In that sense, it was Lily’s sacrifice that instilled in Harry the willingness to later sacrifice his own life, while Dumbledore’s sacrifice taught him that there are things worth dying for. Even Dobby’s death helped Harry Potter on his quest, as it provided motivation to continue at a time when giving up seemed easier.

“The identity and work of Christ are alive and vibrant in Harry Potter, but they are not represented through a single person,” Tumminio concluded. “They are brought to life by the contributions of an entire community, as if to say that if the world is going to be dominated by love and tolerance, then the whole world needs to work together towards achieving those ends. This may be a departure from the typical way in which the Christian story is depicted, but it is my sense that Rowling’s writing is not antithetical to it.”
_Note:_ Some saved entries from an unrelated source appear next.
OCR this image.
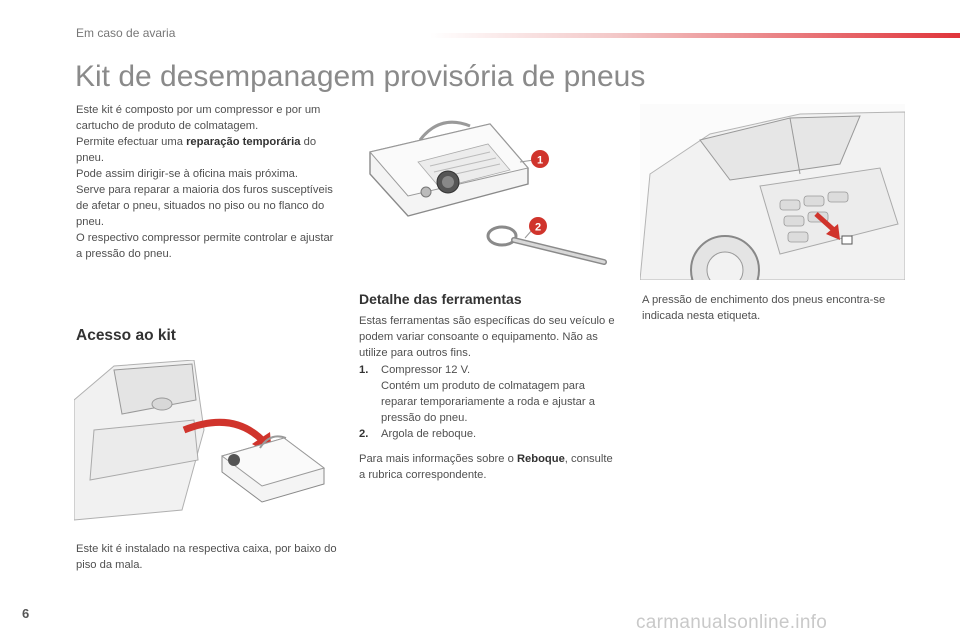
Em caso de avaria
Kit de desempanagem provisória de pneus

Este kit é composto por um compressor e por um cartucho de produto de colmatagem.

Permite efectuar uma reparação temporária do pneu.

Pode assim dirigir-se à oficina mais próxima.

Serve para reparar a maioria dos furos susceptíveis de afetar o pneu, situados no piso ou no flanco do pneu.

O respectivo compressor permite controlar e ajustar a pressão do pneu.

1
2
Acesso ao kit
Este kit é instalado na respectiva caixa, por baixo do piso da mala.
Detalhe das ferramentas
Estas ferramentas são específicas do seu veículo e podem variar consoante o equipamento. Não as utilize para outros fins.
1.	Compressor 12 V.
Contém um produto de colmatagem para reparar temporariamente a roda e ajustar a pressão do pneu.
2.	Argola de reboque.
Para mais informações sobre o Reboque, consulte a rubrica correspondente.
A pressão de enchimento dos pneus encontra-se indicada nesta etiqueta.
6	carmanualsonline.info
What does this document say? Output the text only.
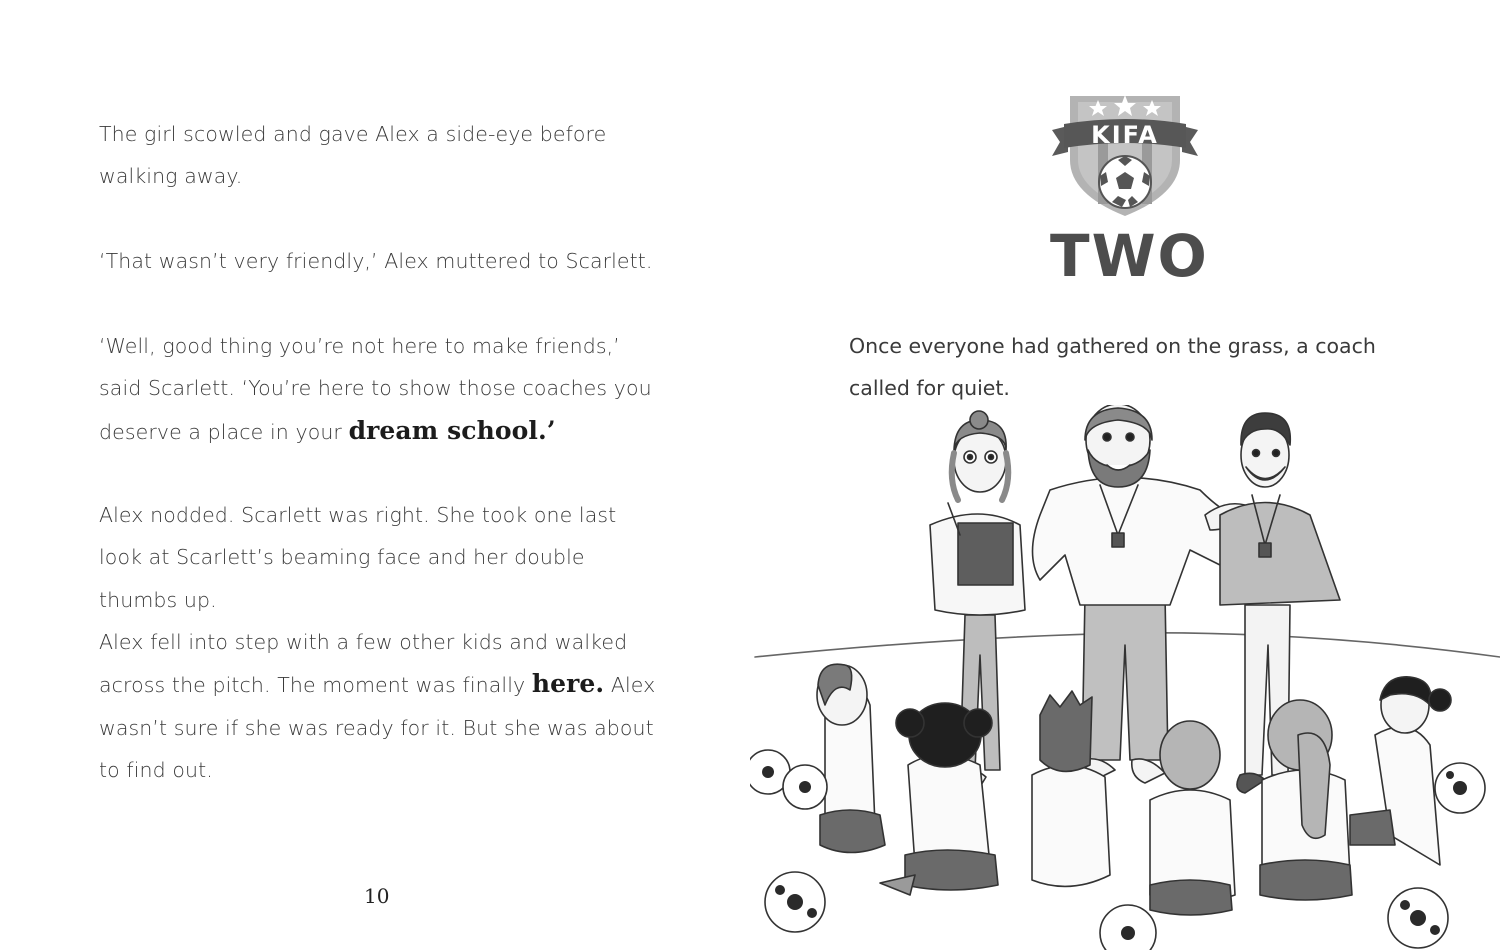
The girl scowled and gave Alex a side-eye before walking away.

‘That wasn’t very friendly,’ Alex muttered to Scarlett.

‘Well, good thing you’re not here to make friends,’ said Scarlett. ‘You’re here to show those coaches you deserve a place in your dream school.’

Alex nodded. Scarlett was right. She took one last look at Scarlett’s beaming face and her double thumbs up.

Alex fell into step with a few other kids and walked across the pitch. The moment was finally here. Alex wasn’t sure if she was ready for it. But she was about to find out.

10
KIFA
TWO

Once everyone had gathered on the grass, a coach called for quiet.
At a time when others within the Christian community could only see Harry Potter as a heretic wizard, Danielle Elizabeth Tumminio saw past that microscopic interpretation and realized the inherent meaning of Harry Potter from a Christian perspective. As she explains in God and Harry Potter at Yale, however, it was never her intention to convert any of her students to Christianity, only to demonstrate that the questions which dominate theological thought offer a deeper understanding of the world regardless of one’s faith.

By combining those two viewpoints – beliefs in both Theology and Harry Potter – she created a course at Yale University that not only defied the odds but succeeded on a multiple of levels as well.